Suriyeli sığınmacı krizi ve bu krizin ABD’deki yansımaları Brookings Enstitüsü’nde düzenlenen panelde tartışıldı.
Panelde konuşan uzmanlar, Paris ve San Bernardino saldırılarının bazı Amerikalılar arasında Suriyeli mültecilere yönelik şüphelere yol açması ve bu durumun ülkedeki Müslüman toplumu üzerindeki etkilerini ele aldı.
Brookings Enstitüsü’nde Dış Politika Programı Uluslararası Düzen ve Strateji Projesi uzmanı Elizabeth Ferris, uluslararası toplumu sığınmacı yükünü yeterli düzeyde paylaşmadığı gerekçesiyle eleştirdi.

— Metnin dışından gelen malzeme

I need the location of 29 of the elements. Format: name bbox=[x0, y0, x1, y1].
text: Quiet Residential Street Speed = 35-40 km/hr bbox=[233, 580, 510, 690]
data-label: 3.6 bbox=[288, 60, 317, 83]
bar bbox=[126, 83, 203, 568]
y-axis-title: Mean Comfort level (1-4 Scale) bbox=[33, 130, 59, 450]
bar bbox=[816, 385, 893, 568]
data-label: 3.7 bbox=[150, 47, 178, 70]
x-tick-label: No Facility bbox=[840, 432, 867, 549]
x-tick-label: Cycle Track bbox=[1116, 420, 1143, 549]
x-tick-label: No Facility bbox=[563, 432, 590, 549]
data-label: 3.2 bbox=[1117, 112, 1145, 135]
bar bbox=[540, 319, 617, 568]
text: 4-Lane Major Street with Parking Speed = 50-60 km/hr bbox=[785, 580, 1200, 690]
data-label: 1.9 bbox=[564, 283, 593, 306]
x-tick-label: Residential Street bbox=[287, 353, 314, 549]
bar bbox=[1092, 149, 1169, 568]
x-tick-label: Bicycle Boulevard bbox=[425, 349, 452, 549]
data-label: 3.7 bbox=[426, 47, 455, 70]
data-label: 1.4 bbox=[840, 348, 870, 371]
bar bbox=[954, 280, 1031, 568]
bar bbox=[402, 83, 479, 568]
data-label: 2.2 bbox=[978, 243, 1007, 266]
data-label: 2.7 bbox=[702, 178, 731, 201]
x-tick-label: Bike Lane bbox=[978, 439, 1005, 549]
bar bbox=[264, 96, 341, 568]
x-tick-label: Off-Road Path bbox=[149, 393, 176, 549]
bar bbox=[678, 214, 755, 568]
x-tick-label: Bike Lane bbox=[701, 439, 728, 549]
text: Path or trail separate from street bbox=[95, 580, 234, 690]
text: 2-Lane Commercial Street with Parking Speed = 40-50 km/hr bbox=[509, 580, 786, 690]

“Küresel sorumluluk paylaşımı eksik”
Ferris, “Çok az sayıda hükümetin ortaya çıkıp, ‘biz yardım edebiliriz’ demesi, sorumluluk ve yük paylaşımı adına çok büyük bir eksiklik. Varil bombalarından kaçmaya çalışan bu insanlara karşı duvarlar örüldüğünü mü görmek istiyoruz? Dünyayı kapsayan uluslararası bir eyleme geçilmedikçe neler olacağını düşünmek korkutucu. Bu sadece Ortadoğu ya da Avrupa değil, küresel bir mesele ve Amerika da artık daha fazla kenarda duramaz” diye konuştu.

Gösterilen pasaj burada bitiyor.